FeaturedKomunitas

Randy Arbenata Ambil Alih Pimpinan Babak Kualifikasi PON

Randy Arbenata Mohammad Bintang yang tergabung dalam Team Golf Jabar, pada round #2 hari Rabu (26 Juli 2023) kemarin, berhasil mengambil alih pimpinan klasemen sementara BK PON 2024 dari Gabriel Hansel Hari (DKI Jakarta) dengan score 140 (69 – 71) -4.

Sedangkan posisi Gabriel Hansel Hari melorot ke urutan ketiga (Ties) bersama M. Rifqi Alam Ramadhan. Kedua pegolf dari Team Golf DKI Jakarta tersebut selama dua hari berturut-turut membukukan score sama yakni even Par (72).

Dalam perbincangan bersama Media GolfJoy melalui jaringan telepon selular, Randy mengungkapkan bahwa permainannya di round #2 Rabu kemarin tidak sebaik seperti di round #1 pada Selasa (25 Juli 2023).

“Di round pertama permainan saya khususnya di sembilan hole pertama sesuai dengan game plan yang diharapkan … Betul bahwa second shot saya di sembilan hole pertama penempatan bolanya selalu tak jauh dari hole … Itulah yang membuat saya berada di bawah Hansel pada round pertama dengan point -3,” katanya.

“Tapi, di round kedua kemarin permainan saya tidak sebaik permainan saya seperti di round pertama. Sehingga hari ini saya hanya bisa mencetak point -1,” tambahnya.

Tapi, terlepas dari masalah tersebut, yang jelas Randy untuk sementara memimpin di posisi teratas Divisi Putra BK PON 2024 dengan score 140 (69 – 71) -4.

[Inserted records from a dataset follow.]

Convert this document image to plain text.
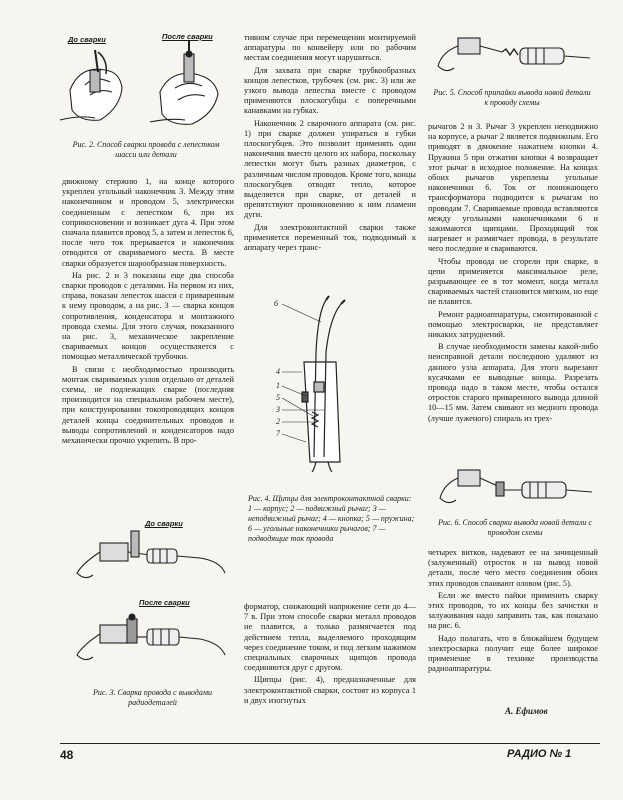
До сварки	После сварки
Рис. 2. Способ сварки провода с лепестком шасси или детали
До сварки
После сварки
Рис. 3. Сварка провода с выводами радиодеталей

движному стержню 1, на конце которого укреплен угольный наконечник 3. Между этим наконечником и проводом 5, электрически соединенным с лепестком 6, при их соприкосновении и возникает дуга 4. При этом сначала плавится провод 5, а затем и лепесток 6, после чего ток прерывается и наконечник отводится от свариваемого места. В месте сварки образуется шарообразная поверхность.

На рис. 2 и 3 показаны еще два способа сварки проводов с деталями. На первом из них, справа, показан лепесток шасси с приваренным к нему проводом, а на рис. 3 — сварка концов сопротивления, конденсатора и монтажного провода схемы. Для этого случая, показанного на рис. 3, механическое закрепление свариваемых концов осуществляется с помощью металлической трубочки.

В связи с необходимостью производить монтаж свариваемых узлов отдельно от деталей схемы, не подлежащих сварке (последняя производится на специальном рабочем месте), при конструировании токопроводящих концов деталей концы соединительных проводов и выводы сопротивлений и конденсаторов надо механически прочно укрепить. В про-

тивном случае при перемещении монтируемой аппаратуры по конвейеру или по рабочим местам соединения могут нарушиться.

Для захвата при сварке трубкообразных концов лепестков, трубочек (см. рис. 3) или же узкого вывода лепестка вместе с проводом применяются плоскогубцы с поперечными канавками на губках.

Наконечник 2 сварочного аппарата (см. рис. 1) при сварке должен упираться в губки плоскогубцев. Это позволит применять один наконечник вместо целого их набора, поскольку лепестки могут быть разных диаметров, с различным числом проводов. Кроме того, концы плоскогубцев отводят тепло, которое выделяется при сварке, от деталей и препятствуют проникновению к ним пламени дуги.

Для электроконтактной сварки также применяется переменный ток, подводимый к аппарату через транс-

6
4
1
5
3
2
7
Рис. 4. Щипцы для электроконтактной сварки: 1 — корпус; 2 — подвижный рычаг; 3 — неподвижный рычаг; 4 — кнопка; 5 — пружина; 6 — угольные наконечники рычагов; 7 — подводящие ток провода

форматор, снижающий напряжение сети до 4—7 в. При этом способе сварки металл проводов не плавится, а только размягчается под действием тепла, выделяемого проходящим через соединение током, и под легким нажимом специальных сварочных щипцов провода соединяются друг с другом.

Щипцы (рис. 4), предназначенные для электроконтактной сварки, состоят из корпуса 1 и двух изогнутых

Рис. 5. Способ припайки вывода новой детали к проводу схемы

рычагов 2 и 3. Рычаг 3 укреплен неподвижно на корпусе, а рычаг 2 является подвижным. Его приводят в движение нажатием кнопки 4. Пружина 5 при отжатии кнопки 4 возвращает этот рычаг в исходное положение. На концах обоих рычагов укреплены угольные наконечники 6. Ток от понижающего трансформатора подводится к рычагам по проводам 7. Свариваемые провода вставляются между угольными наконечниками 6 и зажимаются щипцами. Проходящий ток нагревает и размягчает провода, в результате чего последние и свариваются.

Чтобы провода не сгорели при сварке, в цепи применяется максимальное реле, разрывающее ее в тот момент, когда металл свариваемых частей становится мягким, но еще не плавится.

Ремонт радиоаппаратуры, смонтированной с помощью электросварки, не представляет никаких затруднений.

В случае необходимости замены какой-либо неисправной детали последнюю удаляют из данного узла аппарата. Для этого вырезают кусачками ее выводные концы. Разрезать провода надо в таком месте, чтобы остался отросток старого приваренного вывода длиной 10—15 мм. Затем свивают из медного провода (лучше луженого) спираль из трех-

Рис. 6. Способ сварки вывода новой детали с проводом схемы

четырех витков, надевают ее на зачищенный (залуженный) отросток и на вывод новой детали, после чего место соединения обоих этих проводов спаивают оловом (рис. 5).

Если же вместо пайки применить сварку этих проводов, то их концы без зачистки и залуживания надо заправить так, как показано на рис. 6.

Надо полагать, что в ближайшем будущем электросварка получит еще более широкое применение в технике производства радиоаппаратуры.

А. Ефимов
48	РАДИО № 1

Menyinggung tentang target di round #3 final BK PON hari ini, Kamis (27 Juli 2023), Randy akan tetap menerapkan game plan seperti yang dilakukannya di round #2 Rabu (26 Juli 2023) kemarin.

Elain Widjaja yang kemarin membukukan score 73 atau +1 — sehingga selama dua hari berturut-turut total score yang dibukukannya 141 point (68 – 73) -3, dan untuk sementara masih memimpin di Divisi Putri BK PON 2024 — pun tetap konsisten untuk menerapkan game plan yang dilakukannya di round #1 yakni tidak meremehkan situasi dan kondisi yang ada di Jatinangor National Golf Resort serta kompetitornya.

Pada round #3 final BK PON 2024 hari ini Elain ditempel ketat oleh Meva Helina Schmit (Bali) yang di round #2 kemarin membukukan score 143 point (70 – 73) -1.

Jika mereka lengah, bukan tidak mungkin bakal terjadi ‘kejutan’ mengingat di belakang mereka masih ada Lydia Havila Stevany Sitorus (Sulawesi Utara) dan Rayi Geulis Zulandari (Jawa Barat), yang selama dua hari berturut-turut (round #1 dan round #2) dengan score masing-masing +1 serta +2.

PRIHATIN

Menyimak score yang telah dibukukan oleh 93 pegolf di Divisi Putra dan 42 pegolf di Divisi Putri yang tampil bersaing dalam BK PON 2024
— diakui atau tidak — memang tampak jelas sekali terjadi ketidak-seimbangan antara pegolf yang aktif mengikuti turnamen dan mana yang tidak.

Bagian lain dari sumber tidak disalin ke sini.